The first thing Wray must do is avoid the trap of taking any actions that could be successfully contested. Even though the executive levels of the FBI do not enjoy civil service protections, they have promoted and placed staff allies with those protections at critical organizational positions. Those allies can slow walk desired actions, bottle up critical information (that can set-up the CEO for embarrsment and failure), and resist him in countless ways that will not be discovered for a long time, if ever.

In order to combat these moles, Wray's principal counter-weapon has to be the mainstream FBI professionals, the ones who genuinely are committed to truth, justice and the American way, the ones who are embarrassed and appalled at what they have seen of the corruption. They are the ones who can spot the “resistance” forces, call out their activities, and counteract their politicization. There are a lot of long knives that start to be unsheated when careers are imperiled.

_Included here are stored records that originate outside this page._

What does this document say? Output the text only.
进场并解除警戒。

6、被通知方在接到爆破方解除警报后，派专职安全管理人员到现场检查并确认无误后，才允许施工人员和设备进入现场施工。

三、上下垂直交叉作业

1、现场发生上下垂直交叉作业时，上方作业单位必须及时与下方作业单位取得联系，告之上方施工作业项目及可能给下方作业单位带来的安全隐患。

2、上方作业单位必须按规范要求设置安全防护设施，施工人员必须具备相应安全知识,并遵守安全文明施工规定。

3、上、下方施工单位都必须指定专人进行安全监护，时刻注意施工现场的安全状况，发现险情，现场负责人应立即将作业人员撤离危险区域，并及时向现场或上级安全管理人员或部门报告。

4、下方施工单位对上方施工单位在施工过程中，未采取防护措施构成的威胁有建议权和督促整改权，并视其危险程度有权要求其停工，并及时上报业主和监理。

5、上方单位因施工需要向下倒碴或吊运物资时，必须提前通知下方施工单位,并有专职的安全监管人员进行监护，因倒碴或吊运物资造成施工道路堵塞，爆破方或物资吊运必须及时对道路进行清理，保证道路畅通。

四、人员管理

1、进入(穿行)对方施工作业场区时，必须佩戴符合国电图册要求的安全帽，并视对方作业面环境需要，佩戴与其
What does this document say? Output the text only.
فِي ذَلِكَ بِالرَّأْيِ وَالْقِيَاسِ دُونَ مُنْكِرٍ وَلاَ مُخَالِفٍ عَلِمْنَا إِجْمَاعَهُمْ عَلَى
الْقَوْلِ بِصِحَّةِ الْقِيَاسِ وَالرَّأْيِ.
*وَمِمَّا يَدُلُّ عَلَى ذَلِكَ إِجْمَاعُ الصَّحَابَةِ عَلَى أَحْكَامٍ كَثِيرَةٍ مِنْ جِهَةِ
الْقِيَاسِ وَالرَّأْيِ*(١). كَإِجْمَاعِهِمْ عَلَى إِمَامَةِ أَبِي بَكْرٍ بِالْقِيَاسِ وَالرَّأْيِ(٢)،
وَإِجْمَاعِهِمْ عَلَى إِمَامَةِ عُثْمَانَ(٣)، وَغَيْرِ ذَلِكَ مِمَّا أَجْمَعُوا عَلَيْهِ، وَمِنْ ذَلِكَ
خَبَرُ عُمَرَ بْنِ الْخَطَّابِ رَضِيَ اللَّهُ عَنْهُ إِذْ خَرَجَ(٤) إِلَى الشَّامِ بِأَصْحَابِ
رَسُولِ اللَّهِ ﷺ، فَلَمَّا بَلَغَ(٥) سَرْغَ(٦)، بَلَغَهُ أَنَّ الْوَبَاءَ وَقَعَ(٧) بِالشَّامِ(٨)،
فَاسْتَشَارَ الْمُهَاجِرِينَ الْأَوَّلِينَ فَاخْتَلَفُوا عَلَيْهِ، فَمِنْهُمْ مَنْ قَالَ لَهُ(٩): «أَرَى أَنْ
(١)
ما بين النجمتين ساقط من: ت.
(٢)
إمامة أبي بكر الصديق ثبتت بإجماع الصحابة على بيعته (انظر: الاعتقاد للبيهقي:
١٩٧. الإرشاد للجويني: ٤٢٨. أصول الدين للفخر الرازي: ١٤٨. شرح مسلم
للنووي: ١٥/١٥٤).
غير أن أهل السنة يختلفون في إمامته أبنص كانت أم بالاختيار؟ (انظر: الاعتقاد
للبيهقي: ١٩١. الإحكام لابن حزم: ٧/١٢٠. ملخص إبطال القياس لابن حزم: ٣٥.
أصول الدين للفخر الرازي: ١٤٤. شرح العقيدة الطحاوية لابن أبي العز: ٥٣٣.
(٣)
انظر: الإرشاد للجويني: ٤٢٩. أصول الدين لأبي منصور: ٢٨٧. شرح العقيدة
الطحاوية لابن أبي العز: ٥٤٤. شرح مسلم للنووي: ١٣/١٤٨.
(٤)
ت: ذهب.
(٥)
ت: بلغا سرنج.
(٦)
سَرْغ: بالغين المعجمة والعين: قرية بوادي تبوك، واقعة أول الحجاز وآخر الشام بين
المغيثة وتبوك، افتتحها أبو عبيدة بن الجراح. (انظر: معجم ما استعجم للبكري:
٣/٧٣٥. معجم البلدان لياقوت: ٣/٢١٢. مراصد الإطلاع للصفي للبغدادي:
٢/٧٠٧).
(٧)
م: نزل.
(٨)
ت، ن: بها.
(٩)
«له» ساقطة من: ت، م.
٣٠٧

The most important weapon in mobilizing these allies is the powerful culture of the FBI, a culture that sustains the dedication expected of FBI professionals. He has to reinforce the positive aspects of that culture and turn them to the goals he and President Trump hold: removing politics from their operations and uncovering the abuses that have taken place since the poltiicization of the Obama years.

One of the foundations of the FBI’s organizational culture ever since founder J. Edgar Hoover’s days has been the imperative to avoid embarrassing the Bureau. Since uncovering corruption inevitably will embarrass the FBI, it is important that Wray establish the principle that only provable misconduct will be revealed and then punished. He must be seen not as a wrecking ball, but as someone who will restore the FBI’s standing and win back public trust by being totally honest, while protecting innocents from false accusations.

In this context, his reported urging of redaction of names in the Nunes memo can be seen as an effort to protect the good guys, not shield the bad guys. Don’t forget The Nunes memo is not the last word, for the Horowitz Inspector General’s report is going to be issued in a matter of weeks. Any shielding at this point is a short term act.

The task ahead for Wray includes moving moles out of their critical positions, firing those that can be fired for misconduct (a long and difficult process), and moving and de-fanging the others, while moving allies into positions where they can do the nitty gritty of cleaning up the messes. Those allies have to know that he has their back. An FBI Director who seemed eager to jump the gun and embarrass the agency without due process might have a much tougher time persuading people down the organization chart to take some career risks to help his reforms along over the opposition of powerful entrenched opponents currently in positions to retaliate against them.